Выбрать главу

— Как так?

— А так… Стрельнул он его, да не добил. А раненый лось-то, поди, пострашнее тигра. Недаром в старину говорили: «Идешь на медведя — заказывай гроб. Пошел на лося — готовь и попа». Поставил Ерофей ружьишко в сторону, сунул за пазуху рукавицы, чтоб, значит, ловчей работать — дело-то зимой было, — достал нож и пошел сохатому горло резать. Спереди, дурак, подходил. А у лося вся сила в передних ногах. Ударит — как из пушки пальнет! Такие березы валит, что ого-го! Ну, вложил, видно, все силы в последний удар… В общем, пробил Ерофею грудь навылет. Пять ребер как не было. А на копыте — рукавица. Так и лежали рядком. Одни кости остались.

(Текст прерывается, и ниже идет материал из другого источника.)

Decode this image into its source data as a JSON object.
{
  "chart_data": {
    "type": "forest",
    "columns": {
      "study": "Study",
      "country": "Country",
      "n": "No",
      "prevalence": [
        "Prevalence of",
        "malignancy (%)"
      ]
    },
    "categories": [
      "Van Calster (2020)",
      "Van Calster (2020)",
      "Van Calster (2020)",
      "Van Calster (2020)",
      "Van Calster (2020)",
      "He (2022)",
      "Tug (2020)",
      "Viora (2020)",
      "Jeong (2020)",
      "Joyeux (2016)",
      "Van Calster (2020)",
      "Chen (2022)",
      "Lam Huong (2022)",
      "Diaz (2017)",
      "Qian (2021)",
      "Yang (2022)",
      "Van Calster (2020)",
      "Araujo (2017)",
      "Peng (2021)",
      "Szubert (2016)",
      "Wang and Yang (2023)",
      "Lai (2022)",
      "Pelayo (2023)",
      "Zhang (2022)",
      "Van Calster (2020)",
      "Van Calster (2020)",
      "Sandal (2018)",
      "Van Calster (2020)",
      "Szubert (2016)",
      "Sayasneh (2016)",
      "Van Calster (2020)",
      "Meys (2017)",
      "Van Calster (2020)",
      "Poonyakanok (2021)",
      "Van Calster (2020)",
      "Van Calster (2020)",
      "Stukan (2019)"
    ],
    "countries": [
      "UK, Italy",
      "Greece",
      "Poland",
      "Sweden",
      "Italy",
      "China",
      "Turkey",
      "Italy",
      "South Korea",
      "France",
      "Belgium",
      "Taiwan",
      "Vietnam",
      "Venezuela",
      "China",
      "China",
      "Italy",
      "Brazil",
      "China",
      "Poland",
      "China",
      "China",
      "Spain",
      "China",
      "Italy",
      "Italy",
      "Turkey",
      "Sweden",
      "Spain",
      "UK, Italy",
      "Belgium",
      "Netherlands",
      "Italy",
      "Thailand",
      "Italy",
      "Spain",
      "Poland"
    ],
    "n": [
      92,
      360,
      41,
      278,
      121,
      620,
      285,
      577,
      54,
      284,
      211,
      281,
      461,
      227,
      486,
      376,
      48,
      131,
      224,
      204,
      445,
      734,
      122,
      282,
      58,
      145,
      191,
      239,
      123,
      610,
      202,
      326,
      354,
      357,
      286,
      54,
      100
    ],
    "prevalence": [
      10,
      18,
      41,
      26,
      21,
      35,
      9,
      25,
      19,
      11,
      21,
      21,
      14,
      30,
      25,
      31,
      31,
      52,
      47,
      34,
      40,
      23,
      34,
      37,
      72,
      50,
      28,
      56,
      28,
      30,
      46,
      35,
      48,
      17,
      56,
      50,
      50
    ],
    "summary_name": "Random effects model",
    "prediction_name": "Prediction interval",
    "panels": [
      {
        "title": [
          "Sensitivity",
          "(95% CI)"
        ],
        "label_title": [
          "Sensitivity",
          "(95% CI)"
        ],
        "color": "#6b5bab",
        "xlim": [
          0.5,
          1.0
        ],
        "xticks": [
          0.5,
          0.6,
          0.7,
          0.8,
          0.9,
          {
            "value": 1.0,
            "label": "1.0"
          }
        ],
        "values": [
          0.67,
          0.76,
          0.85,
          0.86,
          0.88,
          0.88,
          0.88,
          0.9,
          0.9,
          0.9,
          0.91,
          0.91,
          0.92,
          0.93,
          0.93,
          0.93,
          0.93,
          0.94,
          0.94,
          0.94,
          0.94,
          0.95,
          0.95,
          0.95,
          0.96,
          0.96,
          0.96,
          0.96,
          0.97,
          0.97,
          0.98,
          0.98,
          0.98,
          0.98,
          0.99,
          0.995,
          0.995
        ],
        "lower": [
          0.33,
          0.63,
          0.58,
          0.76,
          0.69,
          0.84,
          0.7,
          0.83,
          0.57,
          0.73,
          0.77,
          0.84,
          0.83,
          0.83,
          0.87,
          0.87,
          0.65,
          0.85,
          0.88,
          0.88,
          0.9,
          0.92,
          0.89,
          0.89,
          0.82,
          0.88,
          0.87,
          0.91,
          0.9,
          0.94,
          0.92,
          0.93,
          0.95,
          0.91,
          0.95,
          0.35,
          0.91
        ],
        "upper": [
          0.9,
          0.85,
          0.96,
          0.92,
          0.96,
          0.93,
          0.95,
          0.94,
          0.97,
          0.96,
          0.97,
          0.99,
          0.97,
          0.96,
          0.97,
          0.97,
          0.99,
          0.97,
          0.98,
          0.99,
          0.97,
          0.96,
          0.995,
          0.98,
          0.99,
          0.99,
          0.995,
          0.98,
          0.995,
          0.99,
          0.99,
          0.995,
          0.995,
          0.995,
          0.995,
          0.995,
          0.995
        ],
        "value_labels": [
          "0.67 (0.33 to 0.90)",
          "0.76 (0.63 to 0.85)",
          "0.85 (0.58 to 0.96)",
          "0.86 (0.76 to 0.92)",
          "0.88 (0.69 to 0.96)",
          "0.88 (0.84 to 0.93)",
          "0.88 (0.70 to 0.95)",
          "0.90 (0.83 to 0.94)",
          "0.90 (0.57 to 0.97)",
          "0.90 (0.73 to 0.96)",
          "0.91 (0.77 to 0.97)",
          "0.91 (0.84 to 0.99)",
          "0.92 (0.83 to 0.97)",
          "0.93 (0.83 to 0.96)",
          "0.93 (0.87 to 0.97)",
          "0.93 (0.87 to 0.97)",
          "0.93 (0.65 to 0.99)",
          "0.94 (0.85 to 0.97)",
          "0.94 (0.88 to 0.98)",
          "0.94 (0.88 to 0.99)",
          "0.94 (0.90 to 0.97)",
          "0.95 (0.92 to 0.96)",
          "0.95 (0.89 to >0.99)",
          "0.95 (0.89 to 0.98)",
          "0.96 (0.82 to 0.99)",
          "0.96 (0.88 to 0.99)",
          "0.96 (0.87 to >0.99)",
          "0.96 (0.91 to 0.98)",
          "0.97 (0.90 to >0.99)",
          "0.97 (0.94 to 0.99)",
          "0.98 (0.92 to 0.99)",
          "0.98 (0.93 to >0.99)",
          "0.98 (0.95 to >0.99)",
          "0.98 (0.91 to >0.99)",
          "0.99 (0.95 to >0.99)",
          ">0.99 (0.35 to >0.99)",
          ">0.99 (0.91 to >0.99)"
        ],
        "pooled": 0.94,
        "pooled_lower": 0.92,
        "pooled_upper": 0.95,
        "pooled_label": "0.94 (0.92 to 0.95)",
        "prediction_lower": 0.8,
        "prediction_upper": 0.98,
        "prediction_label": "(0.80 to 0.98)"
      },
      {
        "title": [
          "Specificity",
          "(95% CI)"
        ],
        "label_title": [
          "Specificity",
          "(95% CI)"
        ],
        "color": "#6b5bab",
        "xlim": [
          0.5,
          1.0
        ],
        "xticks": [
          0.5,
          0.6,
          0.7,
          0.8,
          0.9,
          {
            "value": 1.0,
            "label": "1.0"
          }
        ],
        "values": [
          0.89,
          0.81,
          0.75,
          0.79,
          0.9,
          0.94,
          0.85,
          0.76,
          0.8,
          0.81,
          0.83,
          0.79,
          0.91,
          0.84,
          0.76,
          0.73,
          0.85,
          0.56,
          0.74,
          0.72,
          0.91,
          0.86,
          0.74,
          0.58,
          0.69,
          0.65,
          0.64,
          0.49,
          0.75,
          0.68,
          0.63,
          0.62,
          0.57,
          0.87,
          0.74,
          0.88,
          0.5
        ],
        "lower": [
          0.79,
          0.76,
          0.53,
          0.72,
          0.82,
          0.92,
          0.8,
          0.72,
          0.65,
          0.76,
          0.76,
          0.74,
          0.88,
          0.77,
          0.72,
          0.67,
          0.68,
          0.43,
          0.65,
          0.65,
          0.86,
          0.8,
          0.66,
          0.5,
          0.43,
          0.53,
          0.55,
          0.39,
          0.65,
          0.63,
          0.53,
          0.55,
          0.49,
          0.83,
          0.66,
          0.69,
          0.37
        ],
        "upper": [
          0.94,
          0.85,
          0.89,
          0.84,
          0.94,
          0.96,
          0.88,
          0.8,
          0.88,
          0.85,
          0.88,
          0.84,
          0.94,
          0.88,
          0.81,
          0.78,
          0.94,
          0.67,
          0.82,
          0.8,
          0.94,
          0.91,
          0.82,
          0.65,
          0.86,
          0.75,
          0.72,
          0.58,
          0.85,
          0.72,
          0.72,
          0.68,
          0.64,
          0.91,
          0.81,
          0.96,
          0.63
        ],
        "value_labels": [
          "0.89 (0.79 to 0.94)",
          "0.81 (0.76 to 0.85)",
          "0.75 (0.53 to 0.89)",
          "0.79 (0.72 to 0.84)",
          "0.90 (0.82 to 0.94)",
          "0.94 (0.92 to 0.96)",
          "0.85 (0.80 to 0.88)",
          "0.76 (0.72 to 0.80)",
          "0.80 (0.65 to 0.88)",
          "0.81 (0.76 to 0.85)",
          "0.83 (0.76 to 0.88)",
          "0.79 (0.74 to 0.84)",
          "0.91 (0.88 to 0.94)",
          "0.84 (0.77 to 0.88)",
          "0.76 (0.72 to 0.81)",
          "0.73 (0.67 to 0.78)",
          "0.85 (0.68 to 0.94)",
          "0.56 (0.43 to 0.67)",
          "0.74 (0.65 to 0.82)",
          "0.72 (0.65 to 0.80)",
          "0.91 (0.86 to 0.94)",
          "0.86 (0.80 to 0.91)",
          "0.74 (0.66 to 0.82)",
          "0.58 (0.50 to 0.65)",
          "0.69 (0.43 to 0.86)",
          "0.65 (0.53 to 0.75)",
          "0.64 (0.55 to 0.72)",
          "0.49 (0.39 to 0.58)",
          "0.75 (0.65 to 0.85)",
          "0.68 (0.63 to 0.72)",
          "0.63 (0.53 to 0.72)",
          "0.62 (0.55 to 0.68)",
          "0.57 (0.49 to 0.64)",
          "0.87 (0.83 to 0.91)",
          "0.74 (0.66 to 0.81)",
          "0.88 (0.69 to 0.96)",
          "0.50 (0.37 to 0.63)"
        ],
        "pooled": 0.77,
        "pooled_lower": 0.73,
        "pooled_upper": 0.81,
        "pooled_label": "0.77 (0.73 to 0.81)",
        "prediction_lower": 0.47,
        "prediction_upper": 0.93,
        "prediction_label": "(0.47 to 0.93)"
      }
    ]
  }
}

— Да-а, побольше бы таких… ежей.

— Эхе-хе, Андрюха, — вздохнул Парменыч, — молодой ты, горячий. А жить-то всем хочется — и ежам, и змеям. Ты эту злость сохрани, в нашем деле без нее нельзя. Но не дай тебе бог озвереть! Для чего мы здесь поставлены? Блюсти закон. И не какой-нибудь, а человеческий. Ты посмотри, Андрюха, сколько здесь всего: лес, вода, звери, рыбы, птицы — и все твое! Шерстнев говорит, надо быть рачительным хозяином природы. Что он понимает?! Мотается по асфальту… Пока не станешь частью всего этого, — и он взмахнул рукой, — ничего не поймешь и будешь бегать по закраинам леса.

Парменыч облизнул пересохшие губы и вдруг спросил:

— Ты подранков добиваешь?

— А как же, — обиделся я.

— Жалко, значит, и ты из доброты сердечной облегчаешь муки, так? — выкрикнул он в лицо.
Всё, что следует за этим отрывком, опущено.